This essay by Ashish Dalela was written in response to the call for essays by the Royal Institute of Philosophy for their yearly essay contest. For those concerned with post-materialist science, it's a worthy read.

Abstract

An assumption implicit in this question is that non-living objects probably don’t present a problem for materialism, because if that weren’t the case, we would be asking if materialism is a sound approach for all of science and not just the study of living forms. In this essay I will argue that: (1) the problem of materialism is not unique to living forms, but exists even for non-living things, and (2) the problem originates not in materialism per se but from reductionism which reduces big things (or wholes) to small things (or parts).
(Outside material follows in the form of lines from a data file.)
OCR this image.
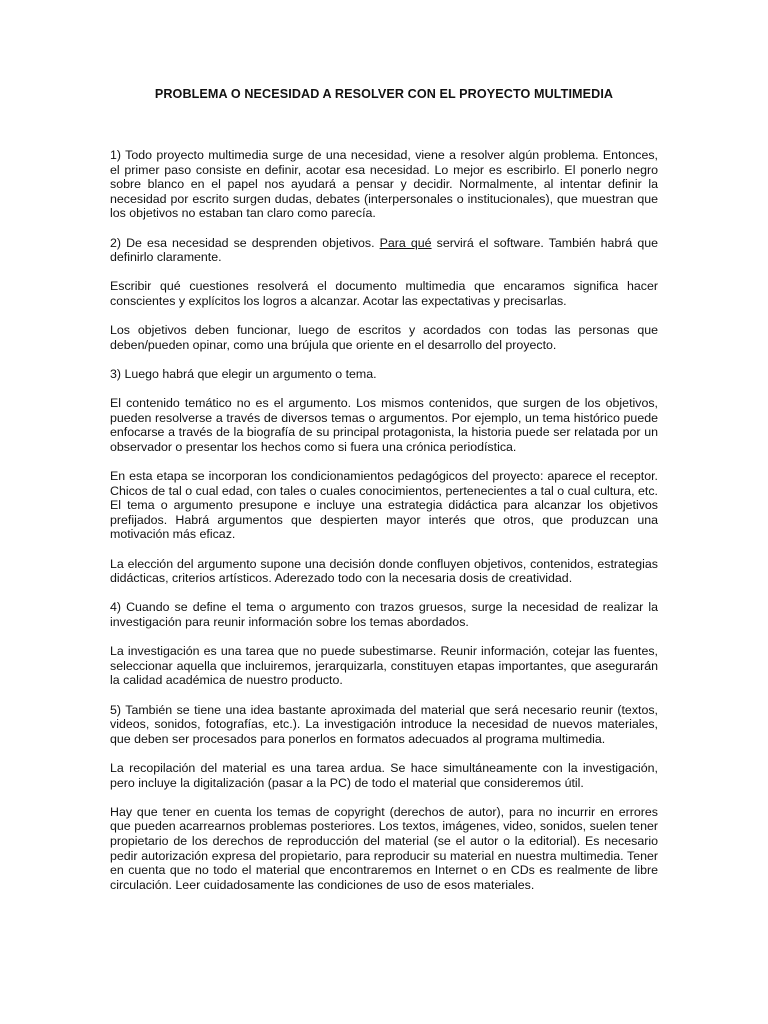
PROBLEMA O NECESIDAD A RESOLVER CON EL PROYECTO MULTIMEDIA

1) Todo proyecto multimedia surge de una necesidad, viene a resolver algún problema. Entonces, el primer paso consiste en definir, acotar esa necesidad. Lo mejor es escribirlo. El ponerlo negro sobre blanco en el papel nos ayudará a pensar y decidir. Normalmente, al intentar definir la necesidad por escrito surgen dudas, debates (interpersonales o institucionales), que muestran que los objetivos no estaban tan claro como parecía.

2) De esa necesidad se desprenden objetivos. Para qué servirá el software. También habrá que definirlo claramente.

Escribir qué cuestiones resolverá el documento multimedia que encaramos significa hacer conscientes y explícitos los logros a alcanzar. Acotar las expectativas y precisarlas.

Los objetivos deben funcionar, luego de escritos y acordados con todas las personas que deben/pueden opinar, como una brújula que oriente en el desarrollo del proyecto.

3) Luego habrá que elegir un argumento o tema.

El contenido temático no es el argumento. Los mismos contenidos, que surgen de los objetivos, pueden resolverse a través de diversos temas o argumentos. Por ejemplo, un tema histórico puede enfocarse a través de la biografía de su principal protagonista, la historia puede ser relatada por un observador o presentar los hechos como si fuera una crónica periodística.

En esta etapa se incorporan los condicionamientos pedagógicos del proyecto: aparece el receptor. Chicos de tal o cual edad, con tales o cuales conocimientos, pertenecientes a tal o cual cultura, etc. El tema o argumento presupone e incluye una estrategia didáctica para alcanzar los objetivos prefijados. Habrá argumentos que despierten mayor interés que otros, que produzcan una motivación más eficaz.

La elección del argumento supone una decisión donde confluyen objetivos, contenidos, estrategias didácticas, criterios artísticos. Aderezado todo con la necesaria dosis de creatividad.

4) Cuando se define el tema o argumento con trazos gruesos, surge la necesidad de realizar la investigación para reunir información sobre los temas abordados.

La investigación es una tarea que no puede subestimarse. Reunir información, cotejar las fuentes, seleccionar aquella que incluiremos, jerarquizarla, constituyen etapas importantes, que asegurarán la calidad académica de nuestro producto.

5) También se tiene una idea bastante aproximada del material que será necesario reunir (textos, videos, sonidos, fotografías, etc.). La investigación introduce la necesidad de nuevos materiales, que deben ser procesados para ponerlos en formatos adecuados al programa multimedia.

La recopilación del material es una tarea ardua. Se hace simultáneamente con la investigación, pero incluye la digitalización (pasar a la PC) de todo el material que consideremos útil.

Hay que tener en cuenta los temas de copyright (derechos de autor), para no incurrir en errores que pueden acarrearnos problemas posteriores. Los textos, imágenes, video, sonidos, suelen tener propietario de los derechos de reproducción del material (se el autor o la editorial). Es necesario pedir autorización expresa del propietario, para reproducir su material en nuestra multimedia. Tener en cuenta que no todo el material que encontraremos en Internet o en CDs es realmente de libre circulación. Leer cuidadosamente las condiciones de uso de esos materiales.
Reduction has been practiced in all areas of science – physics, mathematics, and computing, apart from biology – and it makes all scientific theories either inconsistent or incomplete. This is a fundamental issue and cannot be overcome, unless our approach to reduction is inverted: rather than reduce big things to small things, we must now reduce the small things to big things. This new kind of reduction can be attained if both big and small were described as ideas: the big is now an abstract concept while the small is a contingent concept, and contingent concepts are produced from abstract concepts by adding information. This leads us to a view of nature in which objects are also ideas – just more detailed than the abstractions in the mind; the abstract ideas precede the detailed ideas. When the reduction is inverted, a new kind of materialism emerges which is free from its current problems. This materialism presents a new theory of inanimate matter, not just living forms.